2009 Fiscal Year Annual Research Report
神経回路形成の動態を制御する新規細胞間シグナルの解析
Project/Area Number |
17024006
|
Research Institution | University of Tsukuba |
Principal Investigator |
桝 正幸 University of Tsukuba, 大学院・人間総合科学研究科, 教授 (20243032)
|
Co-Investigator(Kenkyū-buntansha) |
桝 和子 筑波大学, 大学院・人間総合科学研究科, 講師 (50344883)
塩見 健輔 筑波大学, 大学院・人間総合科学研究科, 講師 (00311598)
|
Keywords | 脳・神経 / 発生・分化 / 糖鎖 / 脂質 / 神経科学 |
Research Abstract |
発生期に、神経細胞は、分化誘導、軸索ガイダンス、シナプス形成を制御するシグナルを受容し、機能的な回路網を作り上げる。本研究は、ヘパラン硫酸の6位を脱硫酸化するスルファターゼ遺伝子(SulfFP1とSulfFP2)と細胞外でリゾフォスファチジン酸を合成するEnpp2遺伝子に注目し、糖鎖と脂質メディエーターを介した神経回路形成の動的な制御機構を解明することを目的とした。 SulfFP1、SulfFP2単独ノックアウトマウスでは大きな異常が認められなかったが、ダブルノックアウトマウスは生後直ぐに死亡し、皮質脊髄路の形成に異常が認められた。この異常は、電気穿孔法でSulfFP cDNAを視床下部から中脳に導入することにより回復可能であり、この領域の脳室帯で両遺伝子の発現が多いことから、皮質ニューロン軸索が伸長する経路で、SulfFPが作り出す特定の硫酸化パターンを持ったヘパラン硫酸が正常な皮質脊髄路形成に必要であると考えられた。更に、SulfFPによるヘパラン硫酸リモデリングにより影響を受け、皮質ニューロンの誘導に関わる候補分子として、反発性の軸索ガイダンス分子を同定した。 Enpp2ノックアウトマウスは、卵黄嚢の血管形成不全により胎生8~9日頃に死亡した。

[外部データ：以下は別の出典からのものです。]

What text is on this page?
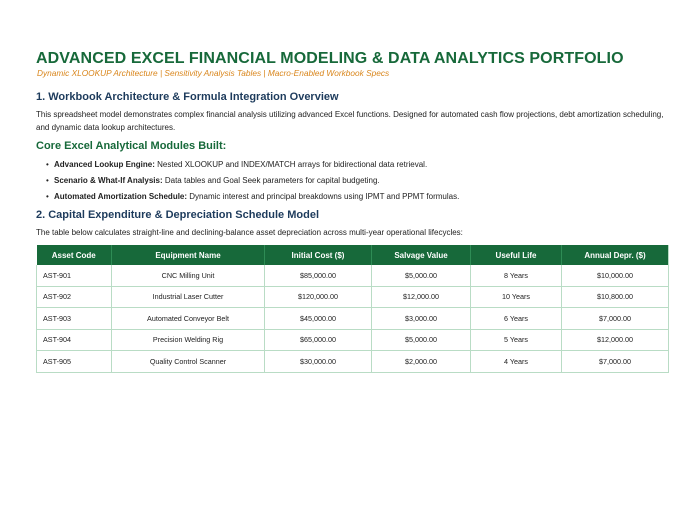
ADVANCED EXCEL FINANCIAL MODELING & DATA ANALYTICS PORTFOLIO
Dynamic XLOOKUP Architecture | Sensitivity Analysis Tables | Macro-Enabled Workbook Specs
1. Workbook Architecture & Formula Integration Overview
This spreadsheet model demonstrates complex financial analysis utilizing advanced Excel functions. Designed for automated cash flow projections, debt amortization scheduling, and dynamic data lookup architectures.
Core Excel Analytical Modules Built:
• Advanced Lookup Engine: Nested XLOOKUP and INDEX/MATCH arrays for bidirectional data retrieval.
• Scenario & What-If Analysis: Data tables and Goal Seek parameters for capital budgeting.
• Automated Amortization Schedule: Dynamic interest and principal breakdowns using IPMT and PPMT formulas.
2. Capital Expenditure & Depreciation Schedule Model
The table below calculates straight-line and declining-balance asset depreciation across multi-year operational lifecycles:
Asset Code	Equipment Name	Initial Cost ($)	Salvage Value	Useful Life	Annual Depr. ($)
AST-901	CNC Milling Unit	$85,000.00	$5,000.00	8 Years	$10,000.00
AST-902	Industrial Laser Cutter	$120,000.00	$12,000.00	10 Years	$10,800.00
AST-903	Automated Conveyor Belt	$45,000.00	$3,000.00	6 Years	$7,000.00
AST-904	Precision Welding Rig	$65,000.00	$5,000.00	5 Years	$12,000.00
AST-905	Quality Control Scanner	$30,000.00	$2,000.00	4 Years	$7,000.00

この時期にオートタキシンを多量に発現する卵黄嚢臓側内胚葉細胞を調べたところ、リソソーム形成に異常が見られ、この異常がRho-ROCK-LIMKシグナルの低下によることを明らかにした。更に、脳特異的オートタキシンノックアウトマウスを作成し、神経系でオートタキシンの発現が消失していること、ある一部のニューロンで形態異常があることを見出した。